Filmlerin içeriksel kurgusu:
İki Tutam Saç/Dersim'in Kayıp Kızları, Hay Way Zaman ve Vank'ın Çocukları adlı üç belgeselin içeriği, mekanı, anlatılan zaman dilimi ve anlatım zamanı aynı. Her üç filmde de 1938´de TC devletinin asimilasyon ve yok etmeye dayalı politikasının Dersim ve çevresinde nasıl uygulandığı hakkında bilgi ediniyoruz. Katliamla ilgili bilgilendirme sözü edilen anlatılan zaman dilimindeki birinci el belgelerle(gazete yazıları, yazışmalar, fotoğraf ve film arşivleri üzerinden) yapılırken, aynı zamanda dönemin mağduru olan tanıkların ifadeleriyle tamamlanarak sözlü tarih tekniği geliştiriliyor. Yazılı belgelerdeki dil kullanımı bile hakim olan devletin imha ve asimilasyona yönelik politikasını ele veriyor. Özellikle gazete haberlerinde bölge insanlarının devlet tarafından potansiyel suçlu olarak görüldüğü ve -sözde isyan ettikleri için- “cezalandırıldıkları” başlıklara yansıyor. Ancak o dönemin magdurlarından hayatta kalabilmeyi başaran tanıkların ifadeleri, bölgede bir isyan değil, etnik temizlik, yani soykırım yaşandığını açıkça ortaya koyuyor. Bu yazılı belgelerin bazıları özellikle Hay Way Zaman adlı filmde gazete küpürleri, fotoğraf ve film arşivleri olarak veriliyor. Aynı filmde o dönem katliamda görev almış askerlerin tanıklığı da meseleyi iki taraftan(Mağdur ve Suçlu) göstermesi bakımından önemli.
Mağdurların Tanıklık İfadeleri
1938´de(anlatılan zaman dilimi) çocuk yaştayken, belgesel çekimi sırasında(anlatım zamanı) yetmiş yaşının üzerinde olan kadınlar ailelerini nasıl kaybettiklerini, ailelerinden nasıl koparıldıklarını, kendi gözleriyle gördükleri katliamları ve hayatta kalabilmek için asimilasyona neden ve nasıl boyun eğdiklerini ya da direndiklerini anlatıyorlar.

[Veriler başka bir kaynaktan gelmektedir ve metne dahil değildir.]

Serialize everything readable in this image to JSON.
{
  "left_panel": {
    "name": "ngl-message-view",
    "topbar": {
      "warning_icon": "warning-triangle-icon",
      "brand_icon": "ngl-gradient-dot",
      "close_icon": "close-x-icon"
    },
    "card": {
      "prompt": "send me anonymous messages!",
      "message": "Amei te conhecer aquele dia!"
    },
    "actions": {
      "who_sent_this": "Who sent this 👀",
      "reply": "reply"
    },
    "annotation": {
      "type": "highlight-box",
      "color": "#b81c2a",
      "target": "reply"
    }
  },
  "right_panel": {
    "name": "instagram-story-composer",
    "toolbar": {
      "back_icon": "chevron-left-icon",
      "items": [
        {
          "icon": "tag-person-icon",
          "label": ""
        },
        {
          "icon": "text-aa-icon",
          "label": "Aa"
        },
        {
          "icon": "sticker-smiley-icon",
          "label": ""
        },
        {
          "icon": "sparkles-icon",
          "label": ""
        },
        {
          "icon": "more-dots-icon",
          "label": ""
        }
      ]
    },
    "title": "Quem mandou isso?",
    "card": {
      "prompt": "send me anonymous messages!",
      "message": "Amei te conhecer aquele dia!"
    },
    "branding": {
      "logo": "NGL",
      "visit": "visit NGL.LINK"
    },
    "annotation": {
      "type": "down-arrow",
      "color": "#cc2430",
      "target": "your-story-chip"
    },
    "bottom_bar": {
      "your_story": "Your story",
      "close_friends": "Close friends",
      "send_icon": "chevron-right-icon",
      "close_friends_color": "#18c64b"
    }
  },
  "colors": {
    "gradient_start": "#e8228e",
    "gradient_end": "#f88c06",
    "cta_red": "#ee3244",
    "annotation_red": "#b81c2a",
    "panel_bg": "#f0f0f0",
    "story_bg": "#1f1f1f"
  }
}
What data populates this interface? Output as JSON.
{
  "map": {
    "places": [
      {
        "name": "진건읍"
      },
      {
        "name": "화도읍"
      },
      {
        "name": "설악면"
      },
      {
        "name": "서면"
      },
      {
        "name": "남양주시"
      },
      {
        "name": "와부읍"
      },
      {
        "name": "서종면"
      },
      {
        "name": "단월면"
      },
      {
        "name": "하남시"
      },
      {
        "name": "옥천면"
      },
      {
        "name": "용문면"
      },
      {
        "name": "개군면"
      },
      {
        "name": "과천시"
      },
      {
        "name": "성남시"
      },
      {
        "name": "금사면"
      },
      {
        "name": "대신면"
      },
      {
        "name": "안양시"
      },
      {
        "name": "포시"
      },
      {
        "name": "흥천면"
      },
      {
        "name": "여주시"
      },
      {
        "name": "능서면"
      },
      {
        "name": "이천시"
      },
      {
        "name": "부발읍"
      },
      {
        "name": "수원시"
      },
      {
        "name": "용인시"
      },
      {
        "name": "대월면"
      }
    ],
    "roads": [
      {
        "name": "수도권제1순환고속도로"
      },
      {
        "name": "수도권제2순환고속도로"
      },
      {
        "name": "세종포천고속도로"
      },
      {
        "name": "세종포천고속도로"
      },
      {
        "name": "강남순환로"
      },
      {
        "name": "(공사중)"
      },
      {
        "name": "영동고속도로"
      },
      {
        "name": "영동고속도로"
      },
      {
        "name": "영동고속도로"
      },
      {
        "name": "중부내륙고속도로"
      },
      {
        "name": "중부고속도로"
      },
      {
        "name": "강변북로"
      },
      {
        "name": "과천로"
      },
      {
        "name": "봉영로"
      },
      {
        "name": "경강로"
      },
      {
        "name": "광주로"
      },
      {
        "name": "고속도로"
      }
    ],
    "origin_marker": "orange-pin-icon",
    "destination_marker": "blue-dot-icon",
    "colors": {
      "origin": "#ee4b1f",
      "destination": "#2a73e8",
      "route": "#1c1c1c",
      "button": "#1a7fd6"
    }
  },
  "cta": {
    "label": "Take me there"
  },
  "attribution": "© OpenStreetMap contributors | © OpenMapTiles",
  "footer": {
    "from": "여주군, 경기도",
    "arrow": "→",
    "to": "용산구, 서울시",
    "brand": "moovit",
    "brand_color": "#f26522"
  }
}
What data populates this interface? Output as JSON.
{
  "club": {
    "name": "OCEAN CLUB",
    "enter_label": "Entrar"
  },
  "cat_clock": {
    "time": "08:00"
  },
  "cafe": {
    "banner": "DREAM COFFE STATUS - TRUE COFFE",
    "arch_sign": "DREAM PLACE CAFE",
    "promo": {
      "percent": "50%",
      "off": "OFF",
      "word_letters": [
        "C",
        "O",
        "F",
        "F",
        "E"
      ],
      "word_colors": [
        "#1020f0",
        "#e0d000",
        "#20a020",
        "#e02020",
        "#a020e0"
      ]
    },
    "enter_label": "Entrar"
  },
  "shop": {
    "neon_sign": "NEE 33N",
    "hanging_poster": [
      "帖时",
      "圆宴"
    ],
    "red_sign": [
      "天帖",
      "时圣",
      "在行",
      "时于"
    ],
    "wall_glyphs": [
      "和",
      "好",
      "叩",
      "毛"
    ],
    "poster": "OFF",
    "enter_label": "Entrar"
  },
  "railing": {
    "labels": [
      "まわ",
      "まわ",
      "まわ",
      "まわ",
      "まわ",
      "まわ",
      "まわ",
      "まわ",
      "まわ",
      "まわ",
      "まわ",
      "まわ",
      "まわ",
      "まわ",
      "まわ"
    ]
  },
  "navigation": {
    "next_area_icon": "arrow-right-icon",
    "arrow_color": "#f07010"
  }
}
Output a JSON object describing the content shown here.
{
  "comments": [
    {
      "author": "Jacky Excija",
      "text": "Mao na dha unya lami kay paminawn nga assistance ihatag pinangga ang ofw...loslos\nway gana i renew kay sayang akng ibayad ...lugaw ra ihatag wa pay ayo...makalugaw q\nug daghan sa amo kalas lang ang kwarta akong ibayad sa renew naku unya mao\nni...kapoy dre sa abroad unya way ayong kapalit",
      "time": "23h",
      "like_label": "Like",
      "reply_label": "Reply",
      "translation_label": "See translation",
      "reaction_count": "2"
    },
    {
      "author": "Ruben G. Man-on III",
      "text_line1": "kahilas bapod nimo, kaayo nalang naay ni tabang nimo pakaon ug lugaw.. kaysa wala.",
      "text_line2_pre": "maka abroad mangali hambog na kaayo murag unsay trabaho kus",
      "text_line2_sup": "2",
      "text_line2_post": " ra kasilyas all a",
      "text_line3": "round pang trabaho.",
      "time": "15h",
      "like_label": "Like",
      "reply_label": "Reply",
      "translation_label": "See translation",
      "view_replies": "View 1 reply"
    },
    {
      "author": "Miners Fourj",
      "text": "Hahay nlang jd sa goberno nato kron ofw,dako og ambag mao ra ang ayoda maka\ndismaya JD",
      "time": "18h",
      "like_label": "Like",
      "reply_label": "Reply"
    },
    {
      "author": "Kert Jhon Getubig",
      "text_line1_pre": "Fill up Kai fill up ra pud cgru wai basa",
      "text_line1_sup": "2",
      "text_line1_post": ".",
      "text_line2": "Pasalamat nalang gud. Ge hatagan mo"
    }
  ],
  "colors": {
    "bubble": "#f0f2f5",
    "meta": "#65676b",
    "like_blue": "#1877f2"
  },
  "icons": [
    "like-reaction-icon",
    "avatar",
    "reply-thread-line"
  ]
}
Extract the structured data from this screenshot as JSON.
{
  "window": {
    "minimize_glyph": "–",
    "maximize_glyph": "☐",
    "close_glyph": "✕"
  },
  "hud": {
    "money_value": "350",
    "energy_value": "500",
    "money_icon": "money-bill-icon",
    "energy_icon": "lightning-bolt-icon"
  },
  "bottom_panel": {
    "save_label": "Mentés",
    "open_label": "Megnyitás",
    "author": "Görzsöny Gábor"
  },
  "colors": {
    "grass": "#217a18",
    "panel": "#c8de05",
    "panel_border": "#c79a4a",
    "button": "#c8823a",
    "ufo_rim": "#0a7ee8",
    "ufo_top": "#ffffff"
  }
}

İki Tutam Saç-Dersim'in Kayıp Kızları adlı belgeselde iki kız çocuğunun kayboluş hikayesi onların ailesinden geriye kalanların dilinden anlatılırken, Fatma İçin ve Huriye Aslan çocukken yaşadıkları travmaları hafızalarında kaldığı kadarıyla son derece gerçekçi ve özgün bir dille anlatıyorlar. Hay Way Zaman'daysa yine Türkleşmek ve Müslümanlaşmak zorunda kalan küçük bir kürt-alevi kızın -Emoş Gülver´in hikayesine tanık oluyoruz. Onun hikayesi de Huriye ve Fatma'nın yaşadıklarından çok farklı değil. Vank'ın Çocukları adlı son film ise tabu halinde saklanan başka bir gerçeği daha ortaya koyuyor; Dersim bölgesinde yüz yıllarca yerleşik hayat sürmüş olan Ermeniler'in varlığını... Filmde sonradan sürgüne gönderildiği Konya-Beyşehir´de „kürt kızı“ olarak bilinen Fatma Kiremitçi'nin gerçekte ermeni Aslıhan Kiremitçiyan olduğu kızı Zeynep tarafından tespit ediliyor. Yine filmin çekimi süresince Aslıhan Kiremitçiyan´ın her biri bir yere dağılmış olan ailesine akrabalarına ulaşılabiliyor.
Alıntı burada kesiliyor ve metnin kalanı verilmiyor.